見ただけでも難度が高い行為だと分かるのに、私がやっていたとか割と信じがたい感じです。とはいえ、ラースに嘘を言う理由がどこにもない。
「むむむ……がんばってみます」
「うん。適当にがんばってみて」
ゆるっとした応援を受け、気合を入れる。『出来ない言い訳をするな』――なんてことを言われないって、ほんとに素敵。
口に出したらラースに笑われてしまいそうだし、家族には申し訳ないけれど……
私、婚約破棄されて良かったなぁと、つくづく思う。
ラースは必要がない限り私に触れないし、精神的にもキチンと距離をとってくれる。
この距離感が、割と好き。
ひたすら魔力操作を頑張っている内に、ラースのお手本を真似することに成功し、夕方になるころには大量のレバーペーストが出来上がってた。

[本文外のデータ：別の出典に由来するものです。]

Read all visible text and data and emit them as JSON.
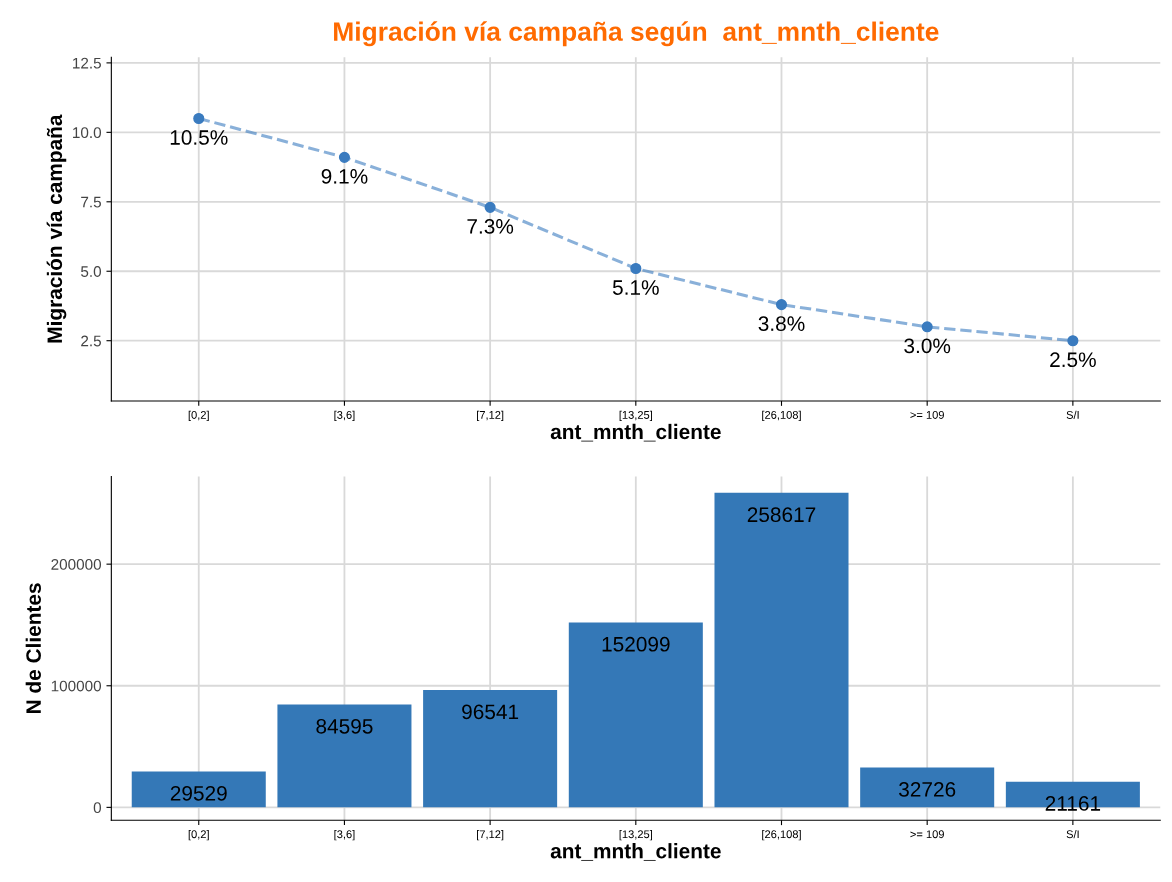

「ところでコレ、たくさん作ったけど――どれくらい日持ちするものなの?」
「普通の保冷庫だと3~4日。遅延庫に入れとけば3~4ヶ月は大丈夫」
「遅延庫って……」
”保冷庫”は食べ物を日持ちさせるための魔道具で、ソコソコ裕福な庶民ならもってるものらしい。でも”遅延庫”は、より高ランクの珍しい魔道具。

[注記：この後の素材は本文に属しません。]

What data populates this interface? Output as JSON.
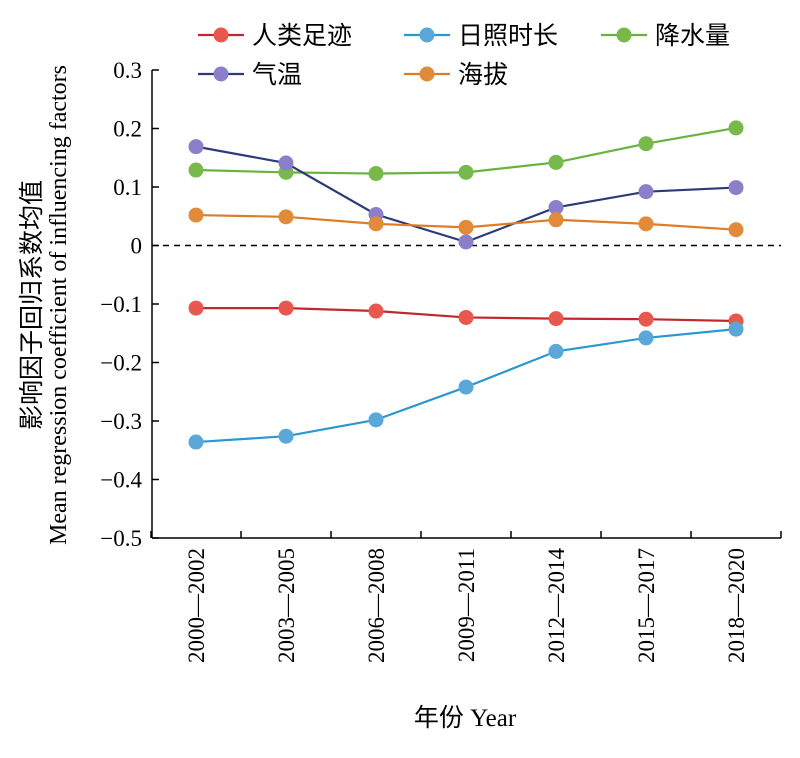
{
  "chart_data": {
    "type": "line",
    "categories": [
      "2000—2002",
      "2003—2005",
      "2006—2008",
      "2009—2011",
      "2012—2014",
      "2015—2017",
      "2018—2020"
    ],
    "xlabel": "年份 Year",
    "ylabel_cn": "影响因子回归系数均值",
    "ylabel_en": "Mean regression coefficient of influencing factors",
    "ylim": [
      -0.5,
      0.3
    ],
    "yticks": [
      0.3,
      0.2,
      0.1,
      0,
      -0.1,
      -0.2,
      -0.3,
      -0.4,
      -0.5
    ],
    "ytick_labels": [
      "0.3",
      "0.2",
      "0.1",
      "0",
      "−0.1",
      "−0.2",
      "−0.3",
      "−0.4",
      "−0.5"
    ],
    "reference_line": {
      "y": 0,
      "style": "dashed"
    },
    "legend_position": "top",
    "grid": false,
    "series": [
      {
        "name": "人类足迹",
        "line_color": "#c0282d",
        "marker_color": "#e8584f",
        "values": [
          -0.107,
          -0.107,
          -0.112,
          -0.123,
          -0.125,
          -0.126,
          -0.129
        ]
      },
      {
        "name": "日照时长",
        "line_color": "#2a98cf",
        "marker_color": "#5ba8d8",
        "values": [
          -0.336,
          -0.326,
          -0.298,
          -0.242,
          -0.181,
          -0.158,
          -0.143
        ]
      },
      {
        "name": "降水量",
        "line_color": "#6ab23e",
        "marker_color": "#78b94b",
        "values": [
          0.129,
          0.125,
          0.123,
          0.125,
          0.142,
          0.174,
          0.201
        ]
      },
      {
        "name": "气温",
        "line_color": "#2c3a78",
        "marker_color": "#8b7fc9",
        "values": [
          0.169,
          0.141,
          0.053,
          0.006,
          0.065,
          0.092,
          0.099
        ]
      },
      {
        "name": "海拔",
        "line_color": "#de7d26",
        "marker_color": "#e18b3a",
        "values": [
          0.052,
          0.049,
          0.037,
          0.031,
          0.044,
          0.037,
          0.027
        ]
      }
    ]
  }
}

高位貴族ならもってるかもしれないけれど、ウチにはなかった。
「自作したやつだから、あんまり大きくないよ」
「ラースって、何でも出来るんだね」
「ソレは買いかぶり」
余談だけど、すぐには食べない分のレバーペーストを仕舞いに行って、ビックリ。
”遅延庫”は確かにクローゼットサイズ。私が使わせてもらってるお部屋よりも広い、”保冷庫”と比べたら小さいけれど――
「ラース。大きくないっていうのは、気軽に抱えられるサイズまでじゃないかな」
「……んじゃ、割と大きいってことで」
スヒヒ~と、口笛を吹くふりをして誤魔化すラースがおかしくて、思わず声を上げて笑ってしまう。こんな風に笑うのは、淑女としては失格だけど……私、今が一番楽しい。